I held a Saturday class at the school today. I honestly didn’t think anyone would turn up, but instead I got three recent graduates as well as my four little students. The three older kids go to school in Windhoek and come back to the farm for weekends. Their photos and work (with their names written on them) is still hanging on the walls of the kindergarten. I found (typical for Africa) that they could recite their ABCs with great confidence but when you put a letter in front of them, they couldn’t tell you what it was. Or when you asked them to write a letter, they were lost. So that’s something I can teach them.

I need to get working on the genealogy for the local Damara people who work on the farm. A former volunteer has it all in an excel spreadsheet, but I need to transfer it into a “Family Tree Maker” program that is only in German. Justina (who works in the kitchen) will be helping me with adding the details of education and what they died of. Unfortunately, I was with the owner when he asked Justina to help me with it. She was rolling her eyes. Obviously she has been through this process before - every time a new volunteer shows up or the boss gets some idea in his head. I’m going to have to find a way to get the information in a less formal way. But Justina is very friendly. She told me she prefers to be known by her hip hop name – Justified!
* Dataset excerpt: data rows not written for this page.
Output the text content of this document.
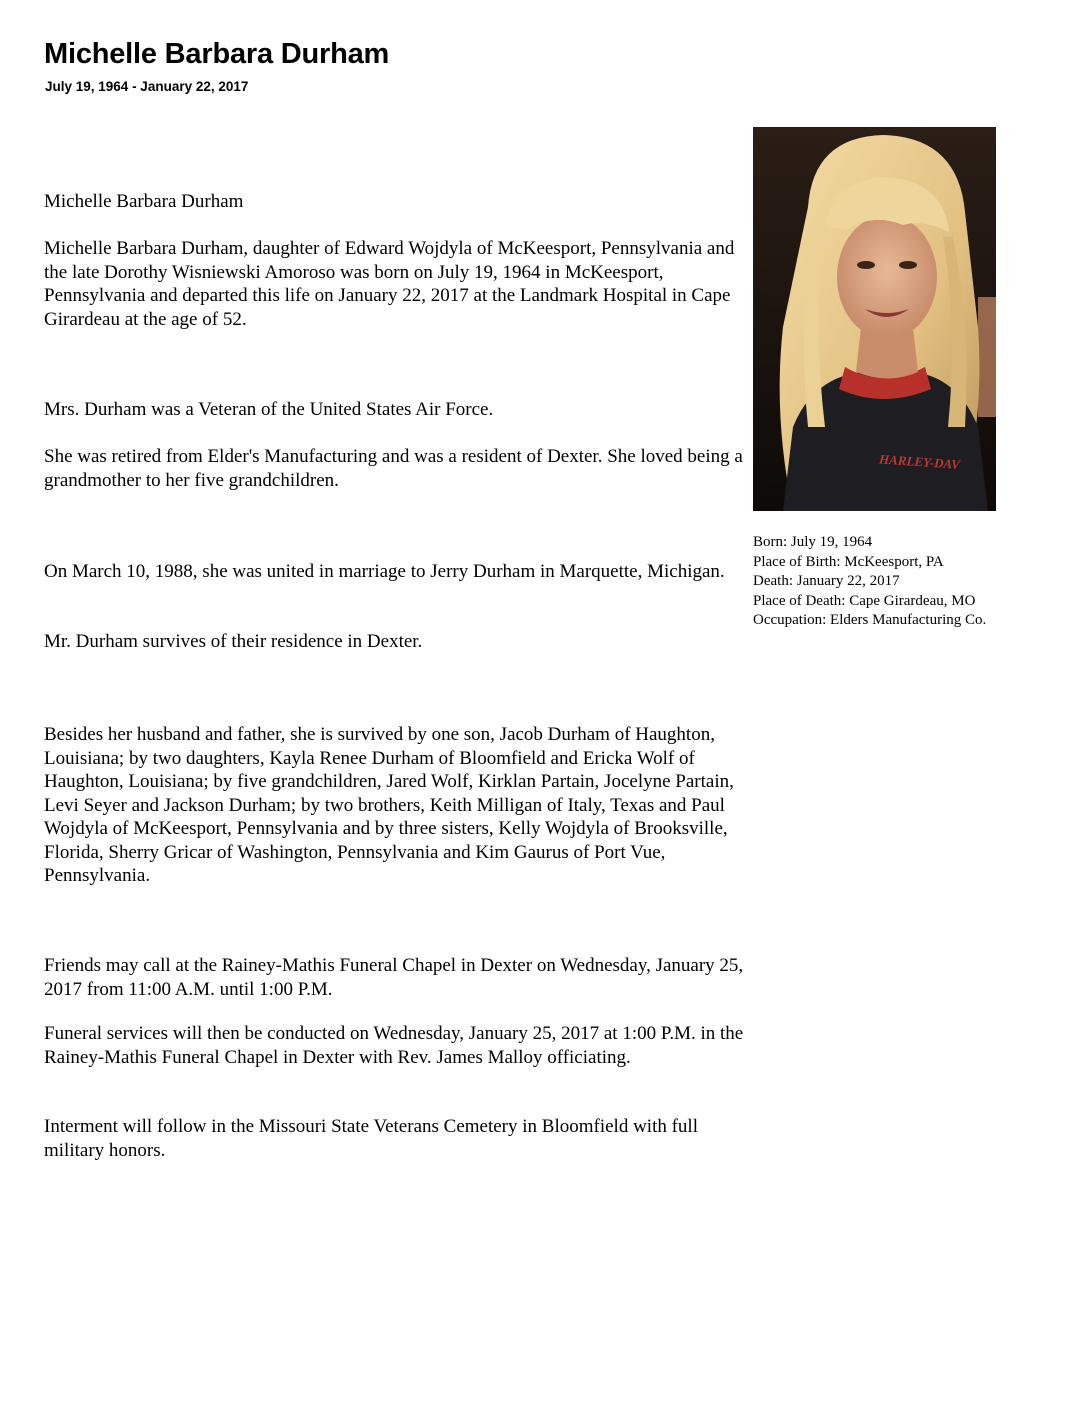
Michelle Barbara Durham
July 19, 1964 - January 22, 2017

Michelle Barbara Durham

Michelle Barbara Durham, daughter of Edward Wojdyla of McKeesport, Pennsylvania and the late Dorothy Wisniewski Amoroso was born on July 19, 1964 in McKeesport, Pennsylvania and departed this life on January 22, 2017 at the Landmark Hospital in Cape Girardeau at the age of 52.

Mrs. Durham was a Veteran of the United States Air Force.

She was retired from Elder's Manufacturing and was a resident of Dexter. She loved being a grandmother to her five grandchildren.

On March 10, 1988, she was united in marriage to Jerry Durham in Marquette, Michigan.

Mr. Durham survives of their residence in Dexter.

Besides her husband and father, she is survived by one son, Jacob Durham of Haughton, Louisiana; by two daughters, Kayla Renee Durham of Bloomfield and Ericka Wolf of Haughton, Louisiana; by five grandchildren, Jared Wolf, Kirklan Partain, Jocelyne Partain, Levi Seyer and Jackson Durham; by two brothers, Keith Milligan of Italy, Texas and Paul Wojdyla of McKeesport, Pennsylvania and by three sisters, Kelly Wojdyla of Brooksville, Florida, Sherry Gricar of Washington, Pennsylvania and Kim Gaurus of Port Vue, Pennsylvania.

Friends may call at the Rainey-Mathis Funeral Chapel in Dexter on Wednesday, January 25, 2017 from 11:00 A.M. until 1:00 P.M.

Funeral services will then be conducted on Wednesday, January 25, 2017 at 1:00 P.M. in the Rainey-Mathis Funeral Chapel in Dexter with Rev. James Malloy officiating.

Interment will follow in the Missouri State Veterans Cemetery in Bloomfield with full military honors.

HARLEY-DAV
Born: July 19, 1964
Place of Birth: McKeesport, PA
Death: January 22, 2017
Place of Death: Cape Girardeau, MO
Occupation: Elders Manufacturing Co.
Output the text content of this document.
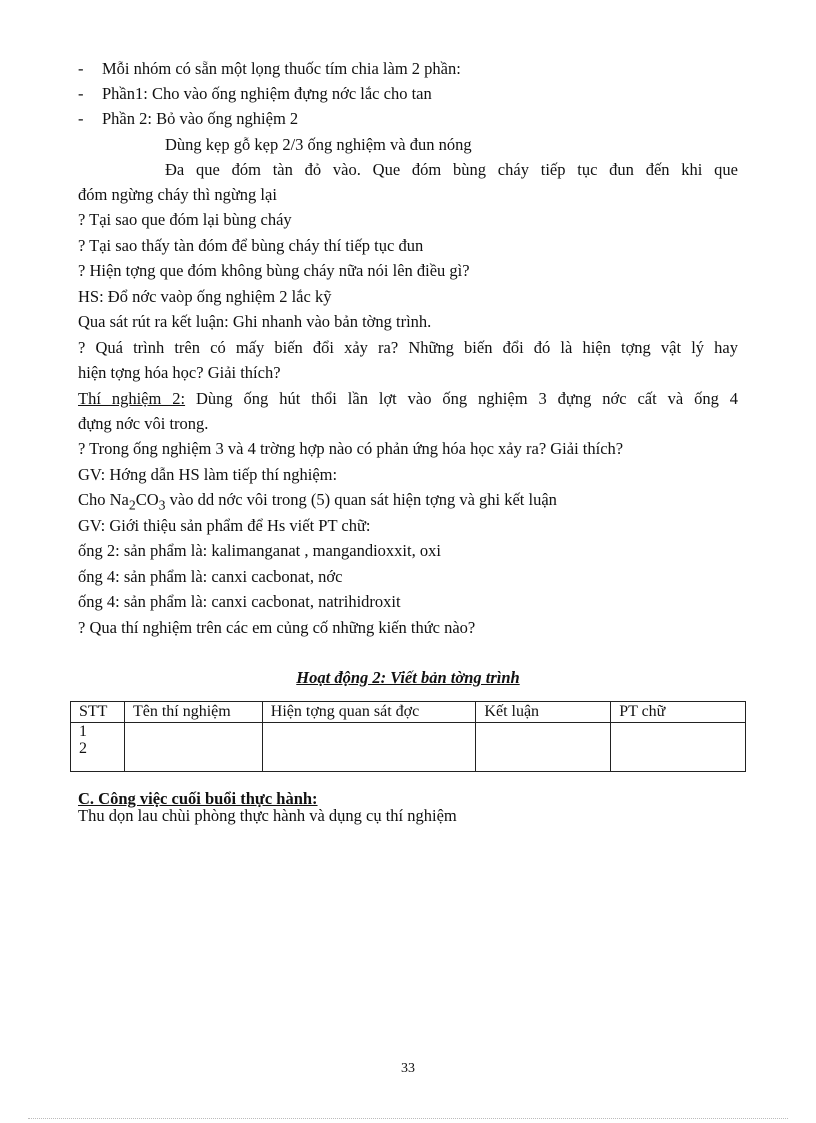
- Mỗi nhóm có sẵn một lọng thuốc tím chia làm 2 phần:
- Phần1: Cho vào ống nghiệm đựng nớc lắc cho tan
- Phần 2: Bỏ vào ống nghiệm 2
Dùng kẹp gỗ kẹp 2/3 ống nghiệm và đun nóng
Đa que đóm tàn đỏ vào. Que đóm bùng cháy tiếp tục đun đến khi que
đóm ngừng cháy thì ngừng lại
? Tại sao que đóm lại bùng cháy
? Tại sao thấy tàn đóm để bùng cháy thí tiếp tục đun
? Hiện tợng que đóm không bùng cháy nữa nói lên điều gì?
HS: Đổ nớc vaòp ống nghiệm 2 lắc kỹ
Qua sát rút ra kết luận: Ghi nhanh vào bản tờng trình.
? Quá trình trên có mấy biến đổi xảy ra? Những biến đổi đó là hiện tợng vật lý hay
hiện tợng hóa học? Giải thích?
Thí nghiệm 2: Dùng ống hút thổi lần lợt vào ống nghiệm 3 đựng nớc cất và ống 4
đựng nớc vôi trong.
? Trong ống nghiệm 3 và 4 trờng hợp nào có phản ứng hóa học xảy ra? Giải thích?
GV: Hớng dẫn HS làm tiếp thí nghiệm:
Cho $Na_2CO_3$ vào dd nớc vôi trong (5) quan sát hiện tợng và ghi kết luận
GV: Giới thiệu sản phẩm để Hs viết PT chữ:
ống 2: sản phẩm là: kalimanganat , mangandioxxit, oxi
ống 4: sản phẩm là: canxi cacbonat, nớc
ống 4: sản phẩm là: canxi cacbonat, natrihidroxit
? Qua thí nghiệm trên các em củng cố những kiến thức nào?
Hoạt động 2: Viết bản tờng trình
STT	Tên thí nghiệm	Hiện tợng quan sát đợc	Kết luận	PT chữ

1
2				

C. Công việc cuối buổi thực hành:
Thu dọn lau chùi phòng thực hành và dụng cụ thí nghiệm
33
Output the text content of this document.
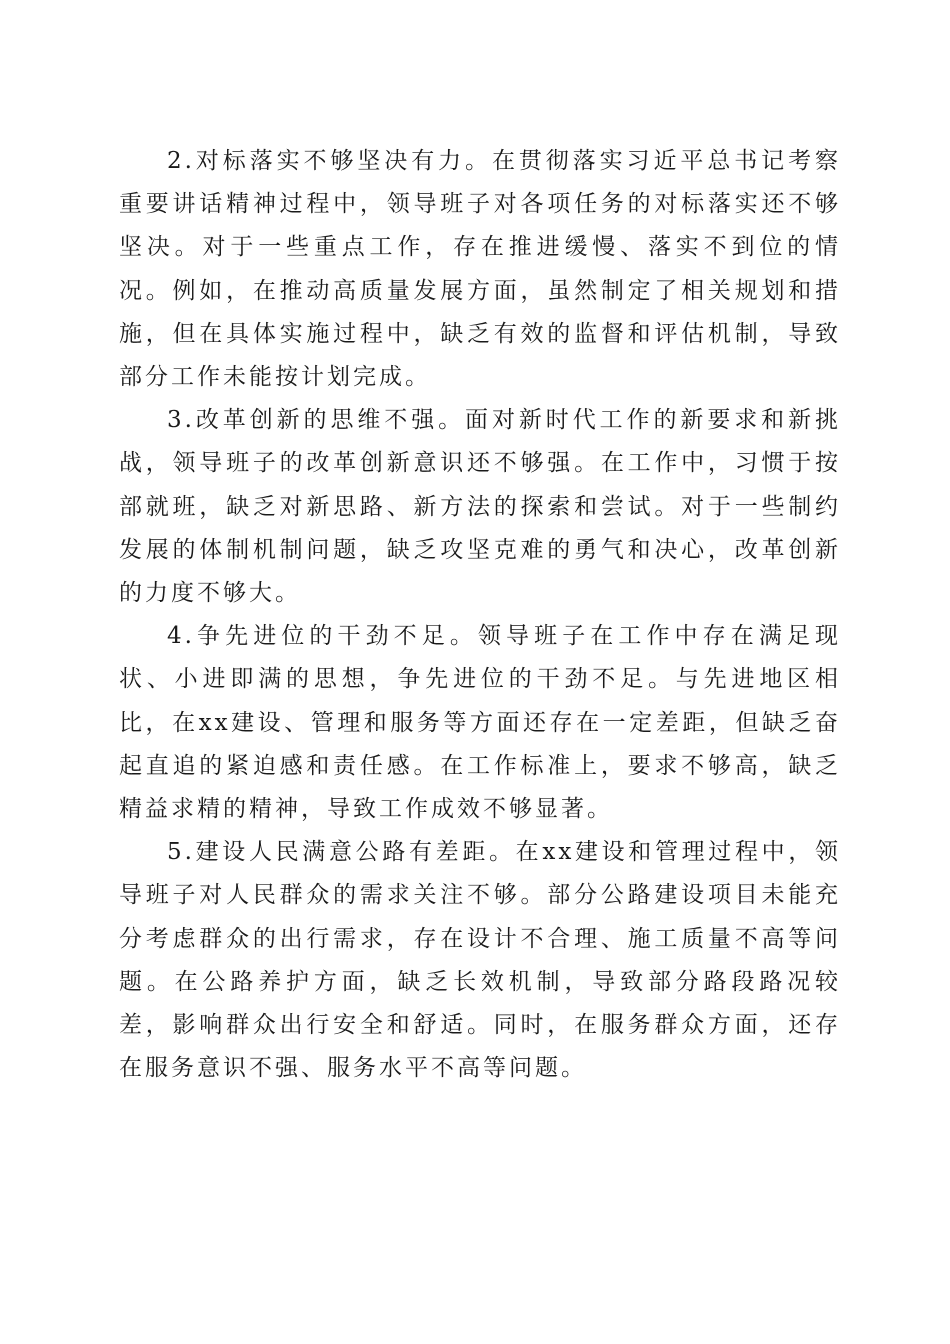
2.对标落实不够坚决有力。在贯彻落实习近平总书记考察重要讲话精神过程中，领导班子对各项任务的对标落实还不够坚决。对于一些重点工作，存在推进缓慢、落实不到位的情况。例如，在推动高质量发展方面，虽然制定了相关规划和措施，但在具体实施过程中，缺乏有效的监督和评估机制，导致部分工作未能按计划完成。

3.改革创新的思维不强。面对新时代工作的新要求和新挑战，领导班子的改革创新意识还不够强。在工作中，习惯于按部就班，缺乏对新思路、新方法的探索和尝试。对于一些制约发展的体制机制问题，缺乏攻坚克难的勇气和决心，改革创新的力度不够大。

4.争先进位的干劲不足。领导班子在工作中存在满足现状、小进即满的思想，争先进位的干劲不足。与先进地区相比，在xx建设、管理和服务等方面还存在一定差距，但缺乏奋起直追的紧迫感和责任感。在工作标准上，要求不够高，缺乏精益求精的精神，导致工作成效不够显著。

5.建设人民满意公路有差距。在xx建设和管理过程中，领导班子对人民群众的需求关注不够。部分公路建设项目未能充分考虑群众的出行需求，存在设计不合理、施工质量不高等问题。在公路养护方面，缺乏长效机制，导致部分路段路况较差，影响群众出行安全和舒适。同时，在服务群众方面，还存在服务意识不强、服务水平不高等问题。
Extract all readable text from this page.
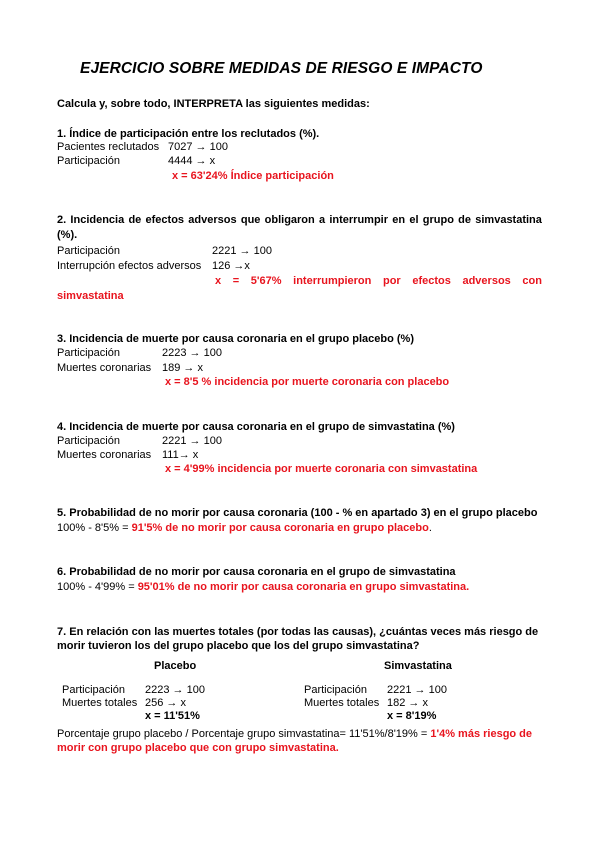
EJERCICIO SOBRE MEDIDAS DE RIESGO E IMPACTO
Calcula y, sobre todo, INTERPRETA las siguientes medidas:
1. Índice de participación entre los reclutados (%).
Pacientes reclutados 7027 → 100
Participación	4444 → x
x = 63'24% Índice participación
2. Incidencia de efectos adversos que obligaron a interrumpir en el grupo de simvastatina
(%).
Participación	2221 → 100
Interrupción efectos adversos 126 →x
x = 5'67% interrumpieron por efectos adversos con
simvastatina
3. Incidencia de muerte por causa coronaria en el grupo placebo (%)
Participación	2223 → 100
Muertes coronarias 189 → x
x = 8'5 % incidencia por muerte coronaria con placebo
4. Incidencia de muerte por causa coronaria en el grupo de simvastatina (%)
Participación	2221 → 100
Muertes coronarias 111→ x
x = 4'99% incidencia por muerte coronaria con simvastatina
5. Probabilidad de no morir por causa coronaria (100 - % en apartado 3) en el grupo placebo
100% - 8'5% = 91'5% de no morir por causa coronaria en grupo placebo.
6. Probabilidad de no morir por causa coronaria en el grupo de simvastatina
100% - 4'99% = 95'01% de no morir por causa coronaria en grupo simvastatina.
7. En relación con las muertes totales (por todas las causas), ¿cuántas veces más riesgo de
morir tuvieron los del grupo placebo que los del grupo simvastatina?
Placebo	Simvastatina
Participación 2223 → 100
Muertes totales 256 → x
x = 11'51%
Participación 2221 → 100
Muertes totales 182 → x
x = 8'19%
Porcentaje grupo placebo / Porcentaje grupo simvastatina= 11'51%/8'19% = 1'4% más riesgo de
morir con grupo placebo que con grupo simvastatina.
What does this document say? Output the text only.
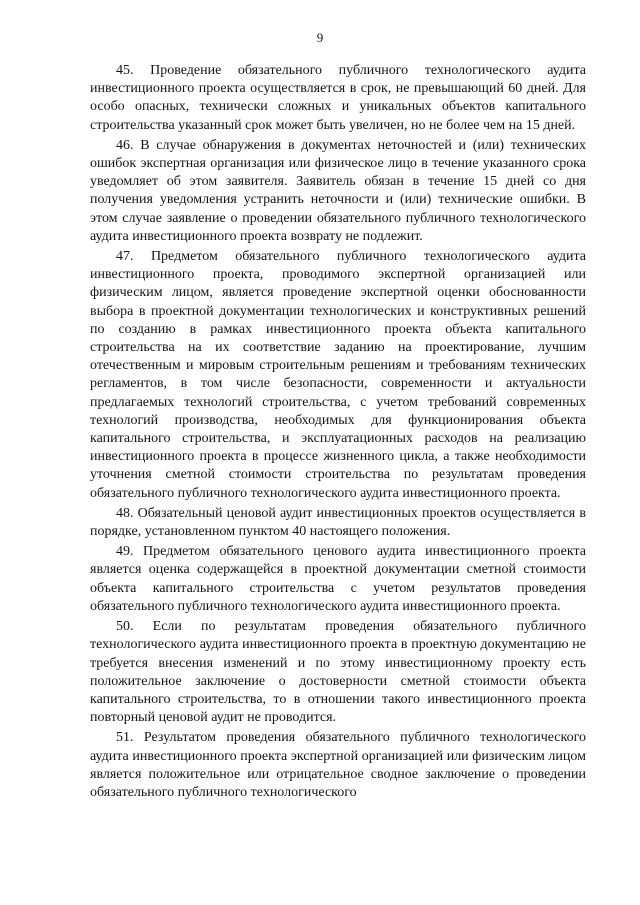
9

45. Проведение обязательного публичного технологического аудита инвестиционного проекта осуществляется в срок, не превышающий 60 дней. Для особо опасных, технически сложных и уникальных объектов капитального строительства указанный срок может быть увеличен, но не более чем на 15 дней.

46. В случае обнаружения в документах неточностей и (или) технических ошибок экспертная организация или физическое лицо в течение указанного срока уведомляет об этом заявителя. Заявитель обязан в течение 15 дней со дня получения уведомления устранить неточности и (или) технические ошибки. В этом случае заявление о проведении обязательного публичного технологического аудита инвестиционного проекта возврату не подлежит.

47. Предметом обязательного публичного технологического аудита инвестиционного проекта, проводимого экспертной организацией или физическим лицом, является проведение экспертной оценки обоснованности выбора в проектной документации технологических и конструктивных решений по созданию в рамках инвестиционного проекта объекта капитального строительства на их соответствие заданию на проектирование, лучшим отечественным и мировым строительным решениям и требованиям технических регламентов, в том числе безопасности, современности и актуальности предлагаемых технологий строительства, с учетом требований современных технологий производства, необходимых для функционирования объекта капитального строительства, и эксплуатационных расходов на реализацию инвестиционного проекта в процессе жизненного цикла, а также необходимости уточнения сметной стоимости строительства по результатам проведения обязательного публичного технологического аудита инвестиционного проекта.

48. Обязательный ценовой аудит инвестиционных проектов осуществляется в порядке, установленном пунктом 40 настоящего положения.

49. Предметом обязательного ценового аудита инвестиционного проекта является оценка содержащейся в проектной документации сметной стоимости объекта капитального строительства с учетом результатов проведения обязательного публичного технологического аудита инвестиционного проекта.

50. Если по результатам проведения обязательного публичного технологического аудита инвестиционного проекта в проектную документацию не требуется внесения изменений и по этому инвестиционному проекту есть положительное заключение о достоверности сметной стоимости объекта капитального строительства, то в отношении такого инвестиционного проекта повторный ценовой аудит не проводится.

51. Результатом проведения обязательного публичного технологического аудита инвестиционного проекта экспертной организацией или физическим лицом является положительное или отрицательное сводное заключение о проведении обязательного публичного технологического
However, Justina might be pissed off with me today. She came to the school this morning to enroll the terrorizing toddler who breaks things. He is far too young. I would guess around 12 – 14 months. The owner made it perfectly clear that I am not to act as a babysitter and shouldn’t accept anything that would stop me from actually teaching the kids something. So I turned her away.

I was very annoyed yesterday when Vivian (a student who has the same mother as the terrorizing toddler) told me that her mother had instructed her to wait at the school until she came to pick her up (or I guessed that’s what she told me – it’s hard when you have to communicate with a couple of shared words “Vivian mummy here” and a lot of hand signals). I waited for an hour and a half before I sent her home with another student. The community is very very small – maybe 30 people. I know she would be looked after.

Other than that, life goes on at the guest house. The last couple of days there has been zero English spoken around the dinner table. I suppose my German is improving, but I was very happy to find a couple of young Dutch people at the bar to chat with after dinner.

The guesthouse is near Windhoek, so it is usually the first or last stop for people going to or from the airport. The “just arrived” people are usually very excited but jetlagged. The “just leaving” people are usually waxing lyrical about Namibia. I haven’t heard anyone yet complain about having a miserable time in Namibia and that’s saying something considering how much Germans like to complain.